Сталкивает лодку в воду, делает разворот и мигом подлетает к бредущему в воде мужчине. И поспевает как раз вовремя: у того уже остановившийся, неземной взгляд человека сверх меры уставшего и угоревшего от нефтяных испарений, сведенные холодом губы и все тело. Ничего не спрашивая, Николай Иванович начинает тащить его, но сначала у того из-под мышки вываливается в лодку утка, а потом он сам, как статуя, едва успев подставить руки, чтоб не разбить лицо, вваливается в лодку. Николай Иванович тут же накидывает на него свою телогрейку и кричит:

– Эй, ребята! Скорее чаю ему…

Мигом Сашка оказывается у всех перед глазами: его ступни цвета синей глины, вся его кожа, отдающая синевой, немыслимые, смятые водой штаны его, перепачканные глиной и мазутом, тело в крови, в мазутных пятнах и сгустки нефти в волосах…

И только гадкий утенок, оставляя следы мокрых лапок, довольно бодро топает по дну лодки.

Николай Иванович достает из кармана платок и начинает вытирать им черные перья птицы – тщательно, насухо, так, как это может делать только очень любящий природу человек.

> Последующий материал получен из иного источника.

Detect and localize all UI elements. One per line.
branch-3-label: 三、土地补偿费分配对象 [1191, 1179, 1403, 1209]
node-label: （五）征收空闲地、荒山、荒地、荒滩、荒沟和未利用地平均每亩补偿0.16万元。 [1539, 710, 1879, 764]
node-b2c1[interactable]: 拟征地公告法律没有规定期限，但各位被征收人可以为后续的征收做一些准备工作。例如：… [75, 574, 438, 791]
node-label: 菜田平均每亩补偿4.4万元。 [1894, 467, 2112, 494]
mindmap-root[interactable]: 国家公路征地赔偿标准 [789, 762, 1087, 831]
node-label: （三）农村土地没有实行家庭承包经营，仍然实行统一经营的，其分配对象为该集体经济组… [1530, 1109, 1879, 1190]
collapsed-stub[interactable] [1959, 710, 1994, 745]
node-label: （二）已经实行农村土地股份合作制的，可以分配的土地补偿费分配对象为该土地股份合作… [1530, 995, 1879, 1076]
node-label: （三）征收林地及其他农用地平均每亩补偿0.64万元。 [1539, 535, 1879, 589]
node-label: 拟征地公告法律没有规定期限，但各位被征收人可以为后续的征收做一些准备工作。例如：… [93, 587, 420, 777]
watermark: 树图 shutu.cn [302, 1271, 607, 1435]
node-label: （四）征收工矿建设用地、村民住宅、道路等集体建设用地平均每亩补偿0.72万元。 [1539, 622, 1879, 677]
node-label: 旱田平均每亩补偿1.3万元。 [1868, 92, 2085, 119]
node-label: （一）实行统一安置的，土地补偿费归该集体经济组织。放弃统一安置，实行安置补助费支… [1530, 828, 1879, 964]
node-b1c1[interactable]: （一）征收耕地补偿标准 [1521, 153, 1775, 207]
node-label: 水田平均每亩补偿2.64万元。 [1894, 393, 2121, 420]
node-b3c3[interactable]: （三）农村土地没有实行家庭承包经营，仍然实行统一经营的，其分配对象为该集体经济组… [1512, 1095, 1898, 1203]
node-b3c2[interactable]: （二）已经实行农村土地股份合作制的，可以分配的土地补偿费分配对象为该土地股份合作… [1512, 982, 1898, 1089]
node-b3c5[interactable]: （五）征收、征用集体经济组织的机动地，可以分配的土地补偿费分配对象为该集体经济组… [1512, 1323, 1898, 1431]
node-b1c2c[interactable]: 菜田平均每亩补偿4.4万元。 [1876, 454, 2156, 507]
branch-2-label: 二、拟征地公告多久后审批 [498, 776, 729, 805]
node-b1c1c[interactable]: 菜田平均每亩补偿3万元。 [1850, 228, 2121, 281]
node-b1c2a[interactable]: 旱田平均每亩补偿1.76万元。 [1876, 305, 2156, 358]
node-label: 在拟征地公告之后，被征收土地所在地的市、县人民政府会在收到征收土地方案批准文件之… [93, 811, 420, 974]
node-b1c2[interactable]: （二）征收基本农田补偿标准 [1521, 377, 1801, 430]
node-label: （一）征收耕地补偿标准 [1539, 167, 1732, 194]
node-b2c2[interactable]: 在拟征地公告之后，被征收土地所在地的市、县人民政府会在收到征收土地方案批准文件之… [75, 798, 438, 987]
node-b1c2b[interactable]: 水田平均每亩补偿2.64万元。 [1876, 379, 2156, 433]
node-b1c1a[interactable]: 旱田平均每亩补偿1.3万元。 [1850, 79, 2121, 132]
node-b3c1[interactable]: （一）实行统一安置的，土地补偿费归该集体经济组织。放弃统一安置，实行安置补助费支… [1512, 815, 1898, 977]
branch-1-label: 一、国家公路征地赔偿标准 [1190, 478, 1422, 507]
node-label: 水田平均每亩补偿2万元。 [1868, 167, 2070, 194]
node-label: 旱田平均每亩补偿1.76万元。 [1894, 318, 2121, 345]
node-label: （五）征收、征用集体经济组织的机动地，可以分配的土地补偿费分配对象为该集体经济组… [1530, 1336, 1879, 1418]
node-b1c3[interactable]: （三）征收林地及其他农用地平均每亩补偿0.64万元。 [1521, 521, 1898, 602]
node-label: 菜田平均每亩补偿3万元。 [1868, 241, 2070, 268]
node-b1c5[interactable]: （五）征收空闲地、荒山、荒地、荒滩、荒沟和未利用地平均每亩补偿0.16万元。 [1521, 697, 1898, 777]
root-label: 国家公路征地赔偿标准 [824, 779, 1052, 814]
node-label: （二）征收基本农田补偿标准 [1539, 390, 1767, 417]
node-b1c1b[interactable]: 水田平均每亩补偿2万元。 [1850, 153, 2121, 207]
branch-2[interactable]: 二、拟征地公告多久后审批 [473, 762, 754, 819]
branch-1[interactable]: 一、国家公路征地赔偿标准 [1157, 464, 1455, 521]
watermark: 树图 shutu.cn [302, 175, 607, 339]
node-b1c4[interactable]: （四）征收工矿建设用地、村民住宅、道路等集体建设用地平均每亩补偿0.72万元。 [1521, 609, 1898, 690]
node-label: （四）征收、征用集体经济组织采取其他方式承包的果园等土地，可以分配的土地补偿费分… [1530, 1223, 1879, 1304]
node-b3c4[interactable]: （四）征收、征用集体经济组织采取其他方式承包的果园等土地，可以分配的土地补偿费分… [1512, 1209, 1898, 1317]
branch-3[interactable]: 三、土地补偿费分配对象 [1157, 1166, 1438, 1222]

– Что ж, – говорит он, до того даже, как Сашка произносит первое мычание в ответ на протянутую ему кружку чая. («Вы сахару ему туда побольше».) – Для меня все ясно. Произошла авария, разлилась нефть… Простите, друзья, я не могу продолжать наши экскурсии… Я должен ехать… Могу предложить вам до вечера остаться здесь. Могу взять с собой как добровольцев…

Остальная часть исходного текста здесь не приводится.